If you're starting from scratch, it's worth understanding how these paths differ before committing to one. For a detailed comparison, see our NLP Engineer vs LLM Engineer guide. The short version: NLP engineers go deeper into the linguistic and model foundations; LLM engineers are primarily builders who orchestrate pre-trained models into products. Both paths are valid and the skills increasingly overlap.
The NLP path is typically preferred if you're interested in: fine-tuning models for specific domains, working in regulated industries with specific data constraints, research-adjacent roles, or building the foundational text understanding layer rather than the generative product layer.
Entry Routes by Background
From data science: The most common and typically the fastest route. You already have Python, statistical foundations, and experience working with data. The transition focuses on developing the NLP-specific stack (Transformers, spaCy), understanding transformer architecture, and adding production engineering skills. Timeline: 6–12 months.

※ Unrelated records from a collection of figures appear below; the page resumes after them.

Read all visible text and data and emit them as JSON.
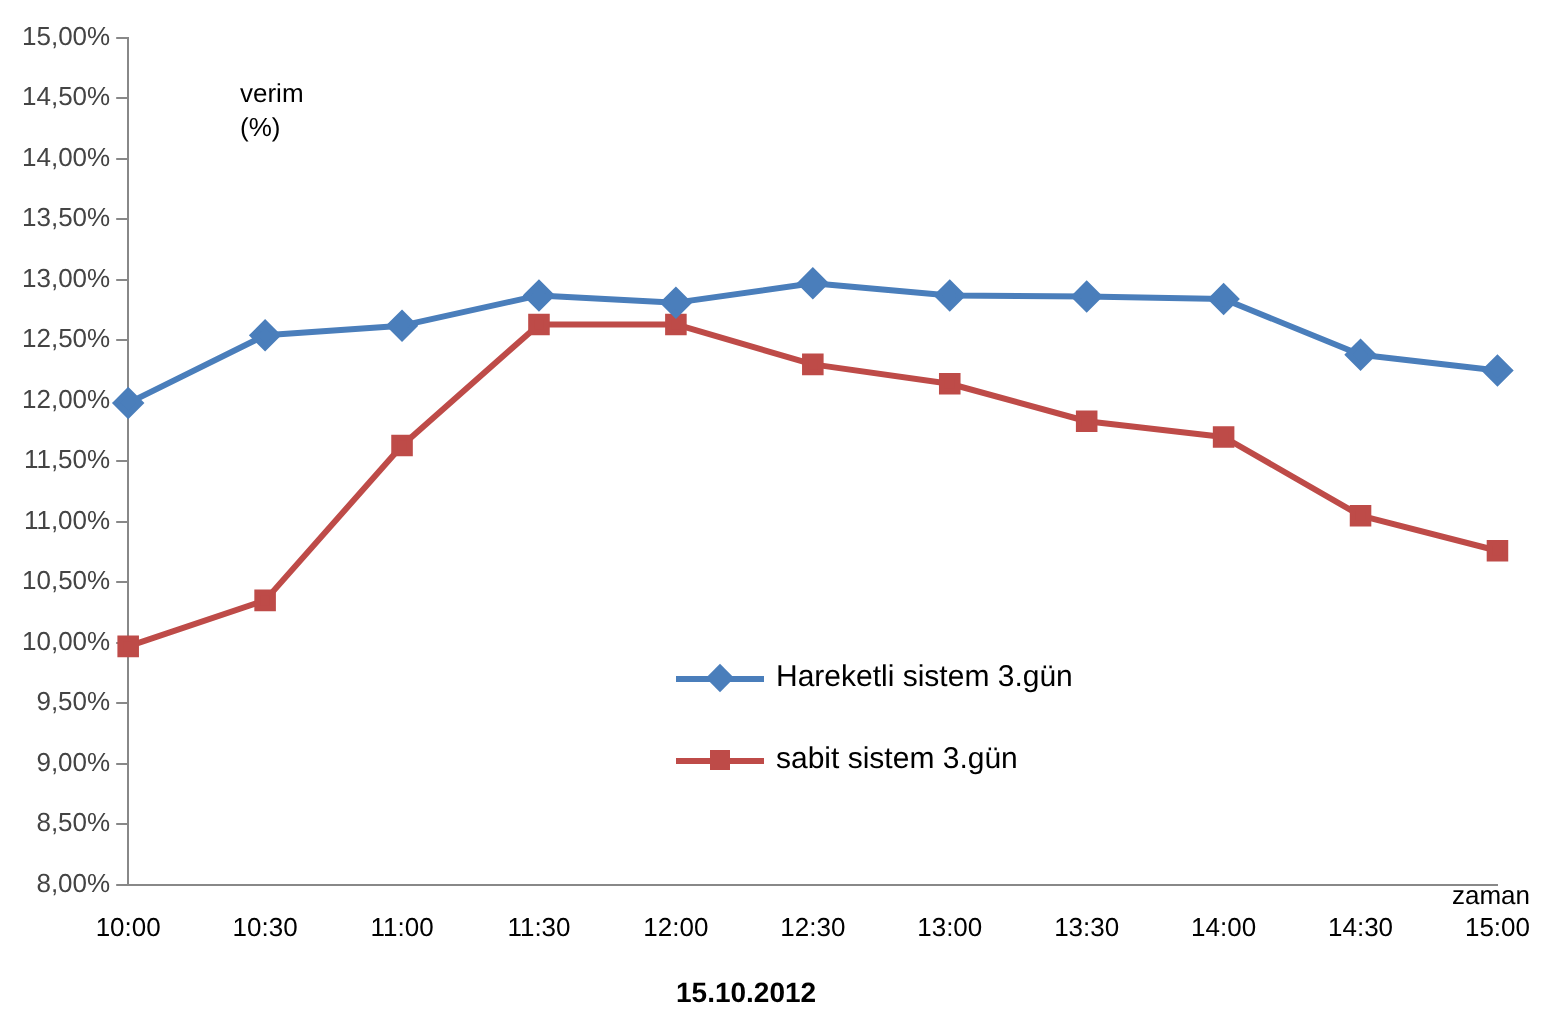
{
  "chart_data": {
    "type": "line",
    "title": "15.10.2012",
    "xlabel": "zaman",
    "ylabel": "verim\n(%)",
    "categories": [
      "10:00",
      "10:30",
      "11:00",
      "11:30",
      "12:00",
      "12:30",
      "13:00",
      "13:30",
      "14:00",
      "14:30",
      "15:00"
    ],
    "series": [
      {
        "name": "Hareketli sistem 3.gün",
        "color": "#4a7ebb",
        "marker": "diamond",
        "values": [
          11.98,
          12.54,
          12.62,
          12.87,
          12.81,
          12.97,
          12.87,
          12.86,
          12.84,
          12.38,
          12.25
        ]
      },
      {
        "name": "sabit sistem 3.gün",
        "color": "#be4b48",
        "marker": "square",
        "values": [
          9.97,
          10.35,
          11.63,
          12.63,
          12.63,
          12.3,
          12.14,
          11.83,
          11.7,
          11.05,
          10.76
        ]
      }
    ],
    "ylim": [
      8,
      15
    ],
    "yticks": [
      {
        "value": 8,
        "label": "8,00%"
      },
      {
        "value": 8.5,
        "label": "8,50%"
      },
      {
        "value": 9,
        "label": "9,00%"
      },
      {
        "value": 9.5,
        "label": "9,50%"
      },
      {
        "value": 10,
        "label": "10,00%"
      },
      {
        "value": 10.5,
        "label": "10,50%"
      },
      {
        "value": 11,
        "label": "11,00%"
      },
      {
        "value": 11.5,
        "label": "11,50%"
      },
      {
        "value": 12,
        "label": "12,00%"
      },
      {
        "value": 12.5,
        "label": "12,50%"
      },
      {
        "value": 13,
        "label": "13,00%"
      },
      {
        "value": 13.5,
        "label": "13,50%"
      },
      {
        "value": 14,
        "label": "14,00%"
      },
      {
        "value": 14.5,
        "label": "14,50%"
      },
      {
        "value": 15,
        "label": "15,00%"
      }
    ],
    "grid": false,
    "legend": "center",
    "line_style": "solid"
  }
}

From software engineering: Your production engineering skills transfer well. You need to add ML foundations (how models are trained, gradient descent, evaluation metrics), transformer architecture, and the NLP-specific toolchain. Timeline: 8–14 months.
From linguistics/computational linguistics: You bring rare domain knowledge and linguistic intuition. The gap is typically the engineering and ML stack. You may need to develop Python proficiency, ML fundamentals, and production deployment skills. Timeline: 6–12 months focused on the engineering layer.

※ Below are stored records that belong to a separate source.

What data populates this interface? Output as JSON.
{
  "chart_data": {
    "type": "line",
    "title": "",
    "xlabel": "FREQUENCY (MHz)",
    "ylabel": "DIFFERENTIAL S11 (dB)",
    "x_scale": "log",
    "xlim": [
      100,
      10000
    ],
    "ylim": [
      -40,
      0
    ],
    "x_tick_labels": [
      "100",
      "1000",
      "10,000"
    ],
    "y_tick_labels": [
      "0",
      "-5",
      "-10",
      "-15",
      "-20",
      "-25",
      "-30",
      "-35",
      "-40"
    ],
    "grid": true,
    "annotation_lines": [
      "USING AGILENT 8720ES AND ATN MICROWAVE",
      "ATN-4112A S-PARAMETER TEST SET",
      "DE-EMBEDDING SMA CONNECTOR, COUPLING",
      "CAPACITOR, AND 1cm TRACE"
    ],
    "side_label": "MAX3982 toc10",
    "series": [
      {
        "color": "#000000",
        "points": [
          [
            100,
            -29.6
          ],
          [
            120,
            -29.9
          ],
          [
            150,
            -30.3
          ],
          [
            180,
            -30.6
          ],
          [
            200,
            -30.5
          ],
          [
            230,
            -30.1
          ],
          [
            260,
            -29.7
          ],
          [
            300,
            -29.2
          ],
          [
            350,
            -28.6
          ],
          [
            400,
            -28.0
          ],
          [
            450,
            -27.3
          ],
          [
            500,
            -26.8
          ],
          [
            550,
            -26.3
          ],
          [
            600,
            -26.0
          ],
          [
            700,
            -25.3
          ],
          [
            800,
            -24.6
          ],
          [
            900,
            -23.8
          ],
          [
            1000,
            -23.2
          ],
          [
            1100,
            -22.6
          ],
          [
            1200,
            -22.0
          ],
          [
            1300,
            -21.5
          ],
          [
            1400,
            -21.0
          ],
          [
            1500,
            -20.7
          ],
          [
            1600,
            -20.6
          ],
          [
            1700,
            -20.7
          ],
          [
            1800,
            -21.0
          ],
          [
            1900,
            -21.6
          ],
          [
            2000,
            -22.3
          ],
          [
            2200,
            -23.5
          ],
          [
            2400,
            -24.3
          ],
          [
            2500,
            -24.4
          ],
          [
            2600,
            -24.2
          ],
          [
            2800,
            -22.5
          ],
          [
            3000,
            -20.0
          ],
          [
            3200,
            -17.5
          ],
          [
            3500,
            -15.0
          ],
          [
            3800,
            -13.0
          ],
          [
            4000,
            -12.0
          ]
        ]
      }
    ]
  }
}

Portfolio Projects That Work for NLP Roles
- Domain-specific NER system: Fine-tune a NER model on a domain dataset (legal entities, medical conditions, financial instruments). Build a processing pipeline, evaluate carefully, deploy as an API. Shows both NLP depth and engineering ability.
- Text classification at scale: Multi-class or multi-label classification on a non-trivial dataset. Handles class imbalance, multilingual text, or noisy labels. Includes a serving layer.
- Document similarity / semantic search: Build a semantic search system using sentence transformers and a vector database. Shows understanding of embeddings relevant to both NLP and LLM engineering.
See the full NLP Engineer role guide
Salary benchmarks, required skills, top UK employers, and career progression paths.
Frequently Asked Questions
Is NLP engineering different from LLM engineering?
Yes, though increasingly overlapping. NLP engineers go deeper into linguistic and model foundations — fine-tuning transformers, building text pipelines, NER, classification. LLM engineers work with pre-trained models via APIs. See our NLP vs LLM Engineer guide for detail.
What languages do NLP engineers use?
Python primarily — Hugging Face Transformers, spaCy, NLTK, PyTorch. SQL for data work. Some roles require Java/Scala for big data NLP pipelines.
Do I need a linguistics background?
No, but it helps for domain-specific roles. Most NLP engineers come from CS, maths, or data science. Strong ML foundations and NLP Python stack proficiency are what's required.
How long does it take?
From data science: 6–12 months. From software engineering: 8–14 months. From linguistics with programming skills: 6–10 months. From scratch: 2–3 years.
Which UK industries hire NLP engineers?
Legaltech, financial services, healthcare, customer service automation, media/publishing, and government. The UK's strong legaltech and fintech sectors drive particular demand.